Abstract
♦ Background:
Biocompatible fluids for peritoneal dialysis (PD) have been introduced to improve dialysis and patient outcome in end-stage renal disease. However, their impact on hydration status (HS), residual renal function (RRF), and dialysis adequacy has been a matter of debate. The aim of the study was to evaluate the influence of a biocompatible dialysis fluid on the HS of prevalent PD patients.
♦ Methods:
The study population consisted of 18 prevalent PD subjects, treated with standard dialysis fluids. At baseline, 9 patients were switched to a biocompatible solution, low in glucose degradation products (GDPs) (Balance; Fresenius Medical Care, Bad Homburg, Germany). Hydration status was assessed through clinical evaluation, laboratory parameters, echocardiography, and bioimpedance spectroscopy over a 24-month observation period.
♦ Results:
During the study period, urine volume decreased similarly in both groups. At the end of the evaluation, there were also no differences in clinical (body weight, edema, blood pressure), laboratory (N-terminal pro-brain natriuretic peptide, NTproBNP), or echocardiography determinants of HS. However, dialysis ultrafiltration decreased in the low-GDP group and, at the end of the study, equaled 929 ± 404 mL, compared with 1,317 ± 363 mL in the standard-fluid subjects (p = 0.06). Hydration status assessed by bioimpedance spectroscopy was +3.64 ± 2.08 L in the low-GDP patients and +1.47 ± 1.61 L in the controls (p = 0.03).
♦ Conclusions:
The use of a low-GDP biocompatible dialysis fluid was associated with a tendency to overhydration, probably due to diminished ultrafiltration in prevalent PD patients.

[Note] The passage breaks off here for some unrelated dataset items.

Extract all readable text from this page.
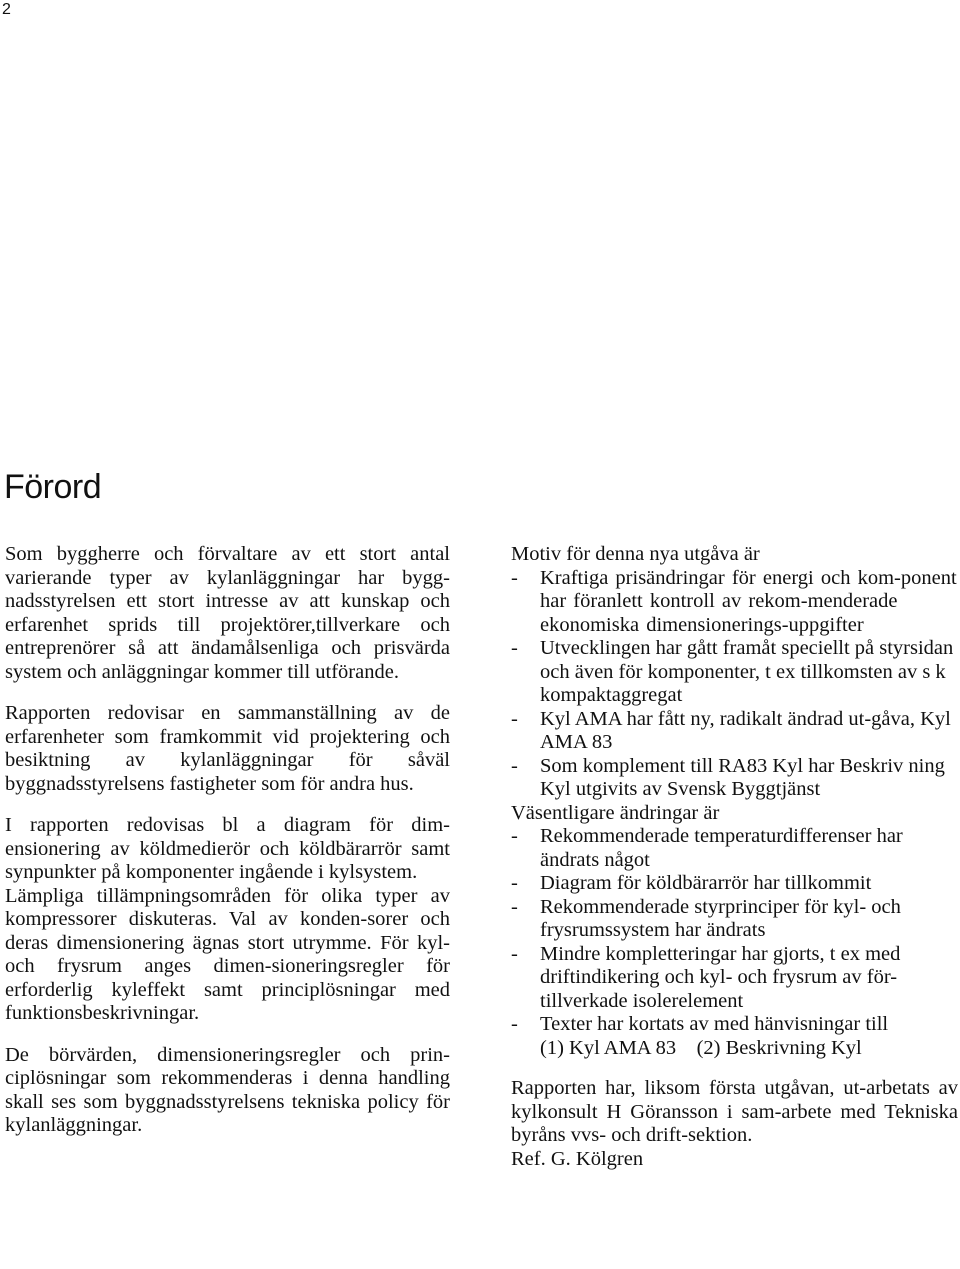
2
Förord

Som byggherre och förvaltare av ett stort antal varierande typer av kylanläggningar har bygg-nadsstyrelsen ett stort intresse av att kunskap och erfarenhet sprids till projektörer,tillverkare och entreprenörer så att ändamålsenliga och prisvärda system och anläggningar kommer till utförande.

Rapporten redovisar en sammanställning av de erfarenheter som framkommit vid projektering och besiktning av kylanläggningar för såväl byggnadsstyrelsens fastigheter som för andra hus.

I rapporten redovisas bl a diagram för dim-ensionering av köldmedierör och köldbärarrör samt synpunkter på komponenter ingående i kylsystem.

Lämpliga tillämpningsområden för olika typer av kompressorer diskuteras. Val av konden-sorer och deras dimensionering ägnas stort utrymme. För kyl- och frysrum anges dimen-sioneringsregler för erforderlig kyleffekt samt principlösningar med funktionsbeskrivningar.

De börvärden, dimensioneringsregler och prin-ciplösningar som rekommenderas i denna handling skall ses som byggnadsstyrelsens tekniska policy för kylanläggningar.

Motiv för denna nya utgåva är

- Kraftiga prisändringar för energi och kom-ponent har föranlett kontroll av rekom-menderade ekonomiska dimensionerings-uppgifter
- Utvecklingen har gått framåt speciellt på styrsidan och även för komponenter, t ex tillkomsten av s k kompaktaggregat
- Kyl AMA har fått ny, radikalt ändrad ut-gåva, Kyl AMA 83
- Som komplement till RA83 Kyl har Beskriv ning Kyl utgivits av Svensk Byggtjänst

Väsentligare ändringar är

- Rekommenderade temperaturdifferenser har ändrats något
- Diagram för köldbärarrör har tillkommit
- Rekommenderade styrprinciper för kyl- och frysrumssystem har ändrats
- Mindre kompletteringar har gjorts, t ex med driftindikering och kyl- och frysrum av för-tillverkade isolerelement
- Texter har kortats av med hänvisningar till
(1) Kyl AMA 83    (2) Beskrivning Kyl

Rapporten har, liksom första utgåvan, ut-arbetats av kylkonsult H Göransson i sam-arbete med Tekniska byråns vvs- och drift-sektion.

Ref. G. Kölgren
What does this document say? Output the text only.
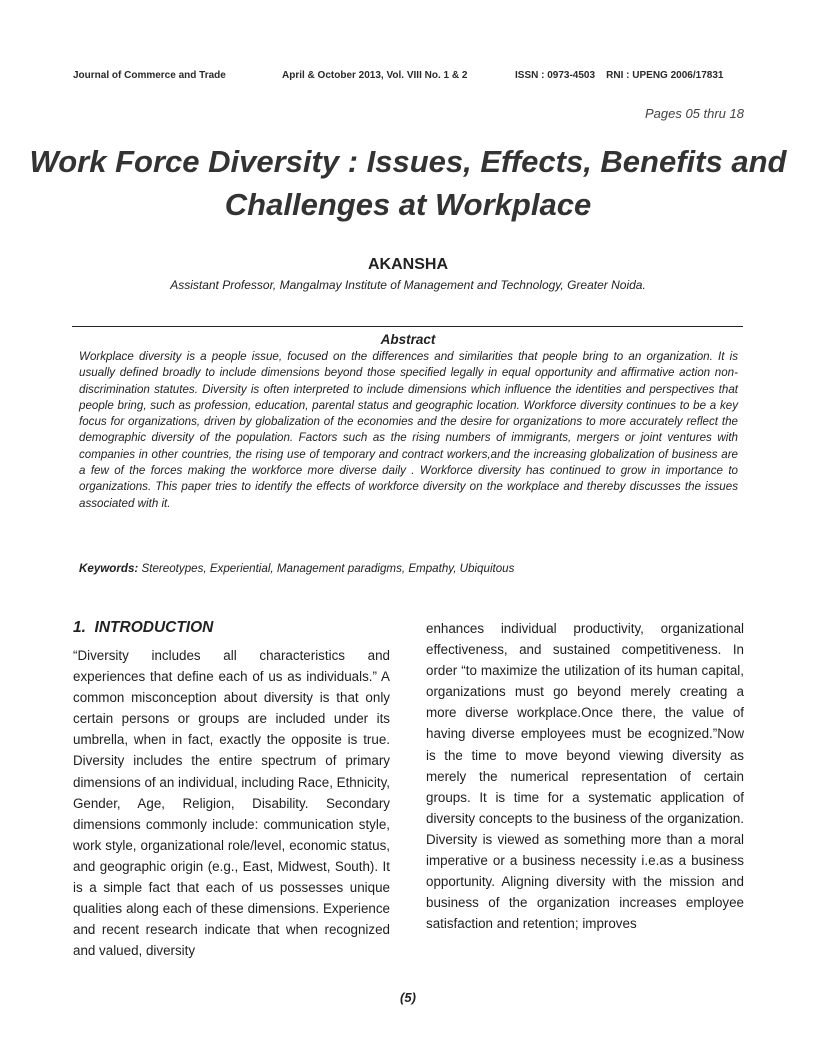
Journal of Commerce and Trade	April & October 2013, Vol. VIII No. 1 & 2	ISSN : 0973-4503    RNI : UPENG 2006/17831
Pages 05 thru 18
Work Force Diversity : Issues, Effects, Benefits and Challenges at Workplace
AKANSHA
Assistant Professor, Mangalmay Institute of Management and Technology, Greater Noida.
Abstract
Workplace diversity is a people issue, focused on the differences and similarities that people bring to an organization. It is usually defined broadly to include dimensions beyond those specified legally in equal opportunity and affirmative action non-discrimination statutes. Diversity is often interpreted to include dimensions which influence the identities and perspectives that people bring, such as profession, education, parental status and geographic location. Workforce diversity continues to be a key focus for organizations, driven by globalization of the economies and the desire for organizations to more accurately reflect the demographic diversity of the population. Factors such as the rising numbers of immigrants, mergers or joint ventures with companies in other countries, the rising use of temporary and contract workers,and the increasing globalization of business are a few of the forces making the workforce more diverse daily . Workforce diversity has continued to grow in importance to organizations. This paper tries to identify the effects of workforce diversity on the workplace and thereby discusses the issues associated with it.
Keywords: Stereotypes, Experiential, Management paradigms, Empathy, Ubiquitous
1.  INTRODUCTION
“Diversity includes all characteristics and experiences that define each of us as individuals.” A common misconception about diversity is that only certain persons or groups are included under its umbrella, when in fact, exactly the opposite is true. Diversity includes the entire spectrum of primary dimensions of an individual, including Race, Ethnicity, Gender, Age, Religion, Disability. Secondary dimensions commonly include: communication style, work style, organizational role/level, economic status, and geographic origin (e.g., East, Midwest, South). It is a simple fact that each of us possesses unique qualities along each of these dimensions. Experience and recent research indicate that when recognized and valued, diversity
enhances individual productivity, organizational effectiveness, and sustained competitiveness. In order “to maximize the utilization of its human capital, organizations must go beyond merely creating a more diverse workplace.Once there, the value of having diverse employees must be ecognized.”Now is the time to move beyond viewing diversity as merely the numerical representation of certain groups. It is time for a systematic application of diversity concepts to the business of the organization. Diversity is viewed as something more than a moral imperative or a business necessity i.e.as a business opportunity. Aligning diversity with the mission and business of the organization increases employee satisfaction and retention; improves
(5)
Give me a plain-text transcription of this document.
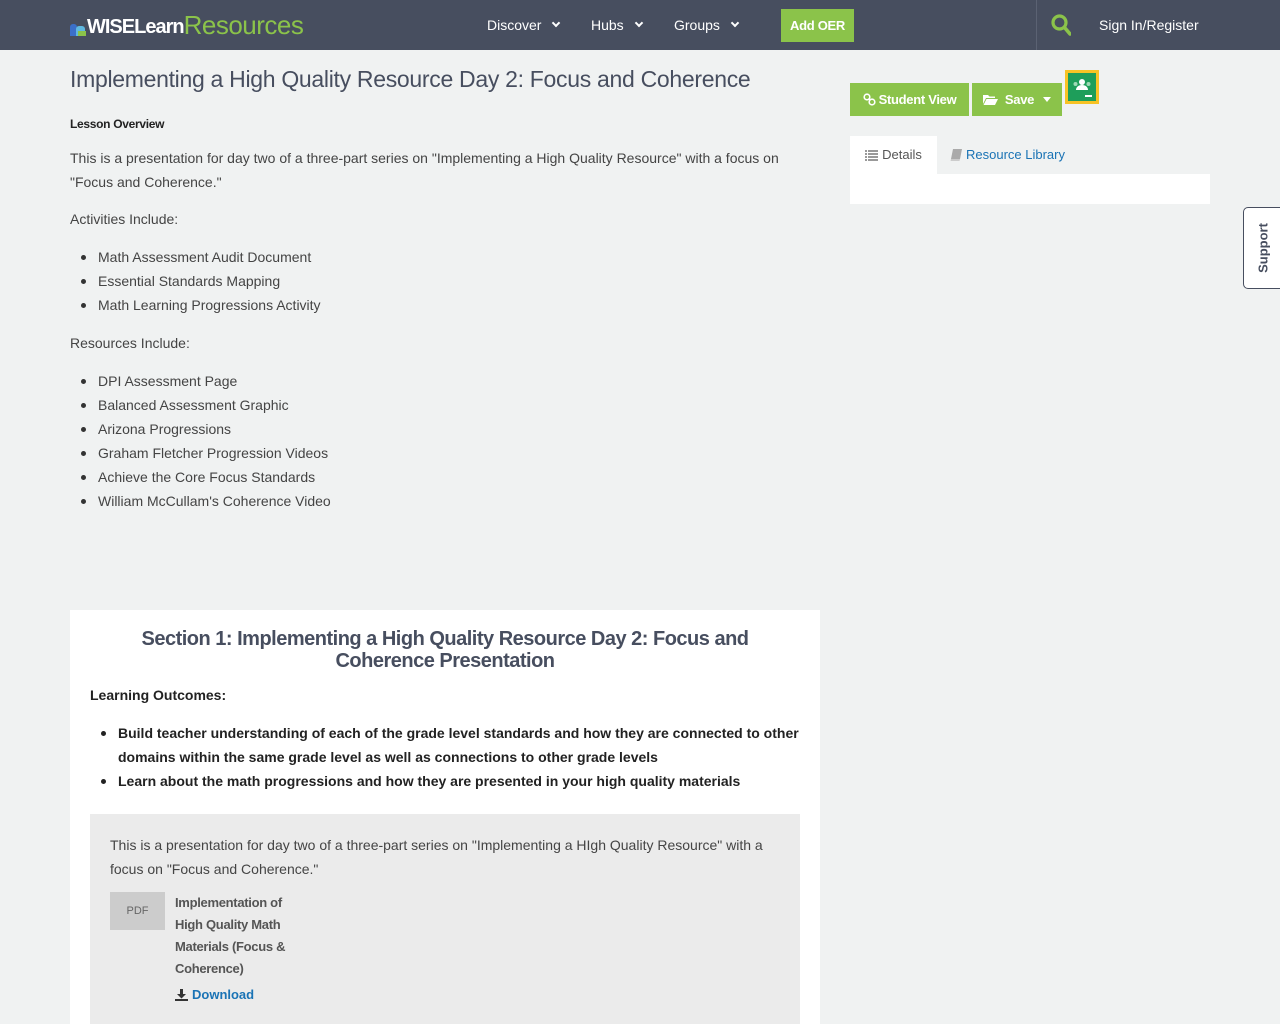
WISELearn Resources	Discover	Hubs	Groups	Add OER	Sign In/Register
Implementing a High Quality Resource Day 2: Focus and Coherence
Lesson Overview

This is a presentation for day two of a three-part series on "Implementing a High Quality Resource" with a focus on "Focus and Coherence."

Activities Include:

Math Assessment Audit Document
Essential Standards Mapping
Math Learning Progressions Activity

Resources Include:

DPI Assessment Page
Balanced Assessment Graphic
Arizona Progressions
Graham Fletcher Progression Videos
Achieve the Core Focus Standards
William McCullam's Coherence Video
Section 1: Implementing a High Quality Resource Day 2: Focus and Coherence Presentation
Learning Outcomes:
Build teacher understanding of each of the grade level standards and how they are connected to other domains within the same grade level as well as connections to other grade levels
Learn about the math progressions and how they are presented in your high quality materials

This is a presentation for day two of a three-part series on "Implementing a HIgh Quality Resource" with a focus on "Focus and Coherence."

PDF
Implementation of High Quality Math Materials (Focus & Coherence)
Download
Student View	Save
Details	Resource Library
Support
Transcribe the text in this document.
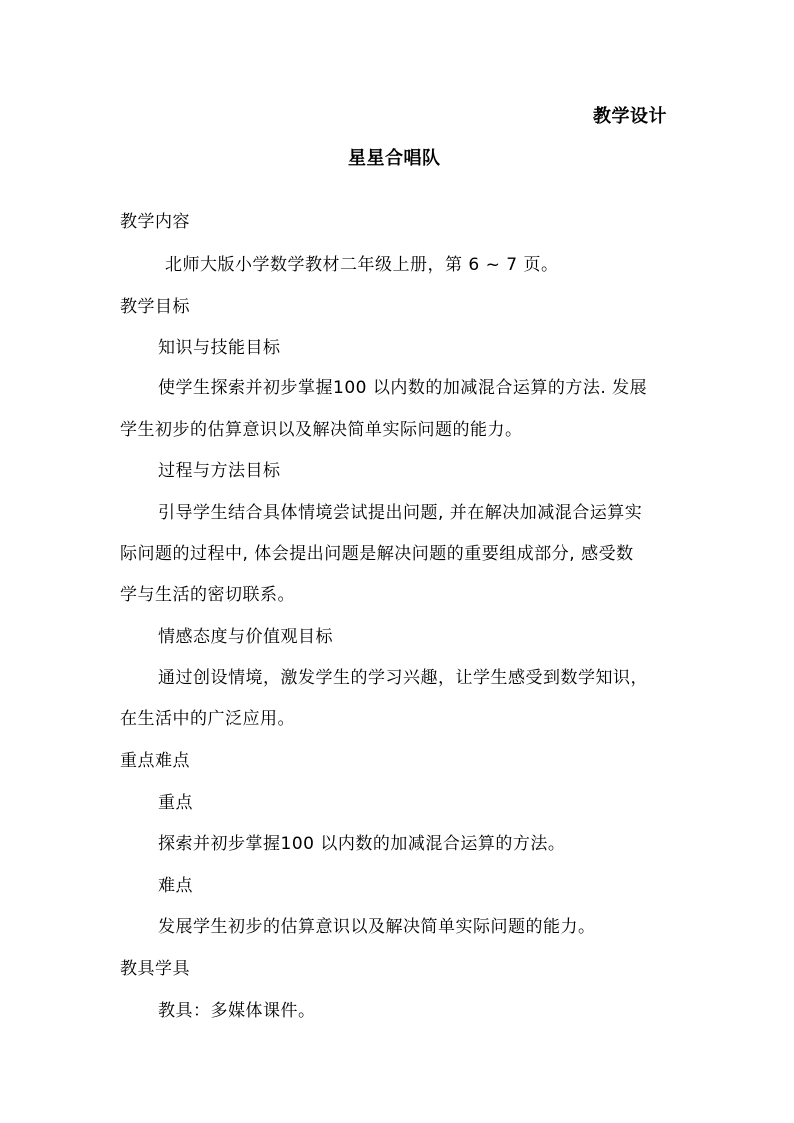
教学设计
星星合唱队
教学内容
北师大版小学数学教材二年级上册，第 6 ~ 7 页。
教学目标
知识与技能目标
使学生探索并初步掌握100 以内数的加减混合运算的方法. 发展
学生初步的估算意识以及解决简单实际问题的能力。
过程与方法目标
引导学生结合具体情境尝试提出问题, 并在解决加减混合运算实
际问题的过程中, 体会提出问题是解决问题的重要组成部分, 感受数
学与生活的密切联系。
情感态度与价值观目标
通过创设情境，激发学生的学习兴趣，让学生感受到数学知识，
在生活中的广泛应用。
重点难点
重点
探索并初步掌握100 以内数的加减混合运算的方法。
难点
发展学生初步的估算意识以及解决简单实际问题的能力。
教具学具
教具：多媒体课件。
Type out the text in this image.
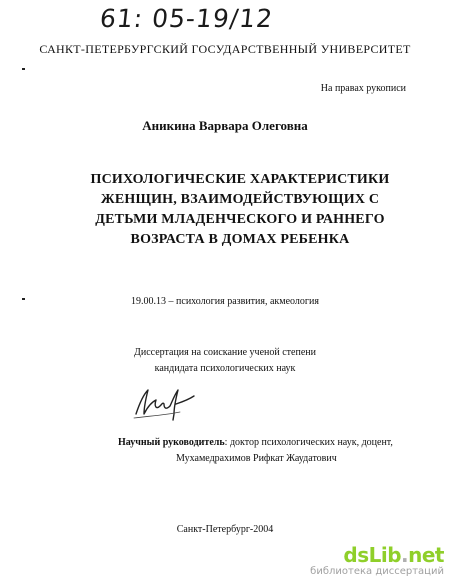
61: 05-19/12
САНКТ-ПЕТЕРБУРГСКИЙ ГОСУДАРСТВЕННЫЙ УНИВЕРСИТЕТ
На правах рукописи
Аникина Варвара Олеговна
ПСИХОЛОГИЧЕСКИЕ ХАРАКТЕРИСТИКИ
ЖЕНЩИН, ВЗАИМОДЕЙСТВУЮЩИХ С
ДЕТЬМИ МЛАДЕНЧЕСКОГО И РАННЕГО
ВОЗРАСТА В ДОМАХ РЕБЕНКА
19.00.13 – психология развития, акмеология
Диссертация на соискание ученой степени
кандидата психологических наук
Научный руководитель: доктор психологических наук, доцент,
Мухамедрахимов Рифкат Жаудатович
Санкт-Петербург-2004
dsLib.net
библиотека диссертаций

Keywords: Peritoneal dialysis, biocompatible dialysis fluids, hydration status, bioimpedance spectroscopy
Peritoneal dialysis (PD) is among the major methods of renal replacement therapy. Since the times of Georg Ganter, who first attempted PD to treat a patient with kidney disease in 1923, there has been a continuous search for an optimal dialysis fluid that would be both effective and safe. The introduction of so-called biocompatible fluids seemed to be a major step in this quest. In comparison with standard dialysis fluids, biocompatible fluids are characterized by a neutral or nearly neutral pH, low concentration of glucose degradation products (GDPs), and, in some cases, bicarbonates instead of lactate used as a buffer. However, the initial enthusiasm has recently given way to more or less pronounced skepticism as studies evaluating biocompatible solutions have produced conflicting results as to the hydration status (HS) of treated patients, the preservation of residual renal function (RRF), and the risk of dialysis-related peritonitis (1). Given these uncertainties, the present study was undertaken to assess the impact of a biocompatible dialysis fluid on the HS of PD subjects.
Methods
Study Population
The study was a single-center prospective evaluation that included 18 adult prevalent PD patients. Exclusion criteria were as follows: dialysis-related complications within the 8 weeks preceding the analysis, more than 2 peritonitis episodes within 6 months prior to baseline, presence of an implantable cardioverter-defibrillator, a pacemaker, or a coronary stent, and limb amputations. All patients were initially dialyzed with a standard glucose-based dialysis fluid (stay•safe; Fresenius, Bad Homburg, Germany). Nine subjects were transferred to a low-GDP biocompatible fluid (Balance; Fresenius Medical Care, Bad Homburg, Germany) at baseline, the other 9 remained on the previous dialysis prescription. The observation period was 24 months. All the patients were treated with 1.5% glucose fluids, 4 exchanges per day, throughout the evaluation period. The causes of primary kidney disease in patients switched to the low-GDP fluids were primary glomerulonephritis in 4 patients, diabetic nephropathy in 3 cases, lupus nephritis in 2 subjects, and vasculitis in 1 patient. In the control group, they were primary glomerulonephritis in 5 subjects, diabetic nephropathy in 3 patients, hypertensive nephropathy in 1 case, and autosomal dominant polycystic kidney disease in 1 patient. All of them were diagnosed with arterial hypertension and received medication, including low-dose angiotensin-converting-enzyme (ACE)-inhibitor in every patient. Prescribed medication did not change during the study. The patients received 120 – 160 mg of furosemide daily; its use did not differ between the groups and did not change during the study. Informed consent was obtained from each patient. The local ethics committee approved the study protocol.
Assessment of Hydration Status
The assessment of patients' hydration status (HS) included a physical examination, data on body weight, systolic and diastolic blood pressure, dialysis ultrafiltration, and urine volume. Furthermore, a bioimpedance spectroscopy was performed with a Body Composition Monitor (BCM) (Fresenius Medical Care, Bad Homburg, Germany). The analysis included evaluation of total body water (TBW), extracellular water (ECW), intracellular water (ICW), and HS. The physical examination and bioimpedance analysis were performed at baseline, and at months 6, 12, and 24 of the study period.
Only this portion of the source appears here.